A brine is essentially a highly concentrated mixture of salt in water, this mixture can be infused with various flavours and aromas. I made a brine by heating up a pot of water to about 60°C then added some salt, brown sugar, red wine vinegar and a lot of coffee grounds. After thoroughly combining this mixture, I let it steep for about 30 minutes before removing it from the low heat. Once the mixture has cooled down, I add my steaks into the coffee brine and let it sit covered in the fridge overnight. After the steaks have enjoyed their night swim in the salty, acidic, coffee bath I drain the liquid and clean the steak to ensure that the coffee grounds don't end up burning on the fire. Then, pat the steaks dry and let them come up to room temperature before cooking.
I love combining herbs and spices to create new flavours, I refuse to buy pre-mixed spices. Next time you reach to buy a pre-mixed spice, rather look at what spices are used to make that mix and do it yourself, I guarantee you will never turn back again. I always have a variety of dry rubs that I make in bulk and store in vacuum-sealed bags. You will never be able to go through my spice cupboard and not find a Coffee Dry Rub, this has become an essential part of my repertoire. As I have mentioned, I never follow an exact recipe when making any of these. My dry rub usually consists of good quality coffee grounds, salt, paprika, mixed herbs, pepper, chilli flakes and sometimes I might even add a bit of MSG *gasp*
After mixing your favourite combination of herbs and spices, add the coffee, give it a cool name and generously season your steaks with this amazing creation. Always season your steaks well in advance. The salt will help draw out some moisture, the moisture will mix with the flavours and aromas before seeping back into the meat. Only once it seeps into the meat the coffee will start tenderising the steak.
Marinating a steak in coffee can be as simple as letting your steak sit in a pot of coffee or you could add a little finesse.
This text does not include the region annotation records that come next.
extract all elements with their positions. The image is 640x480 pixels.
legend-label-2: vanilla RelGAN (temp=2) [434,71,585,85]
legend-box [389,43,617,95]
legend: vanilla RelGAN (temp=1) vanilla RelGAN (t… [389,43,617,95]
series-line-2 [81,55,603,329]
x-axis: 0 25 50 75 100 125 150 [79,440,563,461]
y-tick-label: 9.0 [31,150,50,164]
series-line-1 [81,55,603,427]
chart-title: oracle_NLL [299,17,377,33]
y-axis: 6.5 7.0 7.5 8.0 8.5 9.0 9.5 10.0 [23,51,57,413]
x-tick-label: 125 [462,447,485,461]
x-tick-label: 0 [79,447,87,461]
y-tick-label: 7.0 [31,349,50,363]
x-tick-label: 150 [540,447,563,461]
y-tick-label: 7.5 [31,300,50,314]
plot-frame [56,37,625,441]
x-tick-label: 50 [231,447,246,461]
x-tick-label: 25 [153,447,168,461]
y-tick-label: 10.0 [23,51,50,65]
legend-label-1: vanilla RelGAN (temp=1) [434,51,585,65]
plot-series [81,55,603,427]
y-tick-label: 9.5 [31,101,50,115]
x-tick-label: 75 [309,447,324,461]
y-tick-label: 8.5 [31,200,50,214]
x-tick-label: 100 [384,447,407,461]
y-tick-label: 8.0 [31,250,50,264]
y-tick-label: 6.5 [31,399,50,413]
I love brewing a lot of strong coffee (enough to cover the meat in a Tupperware container) adding some mustard seeds, pepper and herbs while the coffee is still hot. Once the spicy coffee has cooled down to about room temperature add the steaks and let sit covered in the fridge for at least 24 hours and up to 72 hours. After at least 24 hours, remove them from the fridge and let them come up to room temperature before cooking.
How To Tenderise Meat With Coffee: Summing Up
Coffee truly is amazing, do not fear experimenting with different uses for it. I am currently experimenting with a coffee beef stew which did not turn out too bad the first time around but really has the potential to become something amazing. The point I am trying to make is, playing around in the kitchen, and experimenting with different things despite the doubts you may have truly is what separates average cooks from amazing chefs.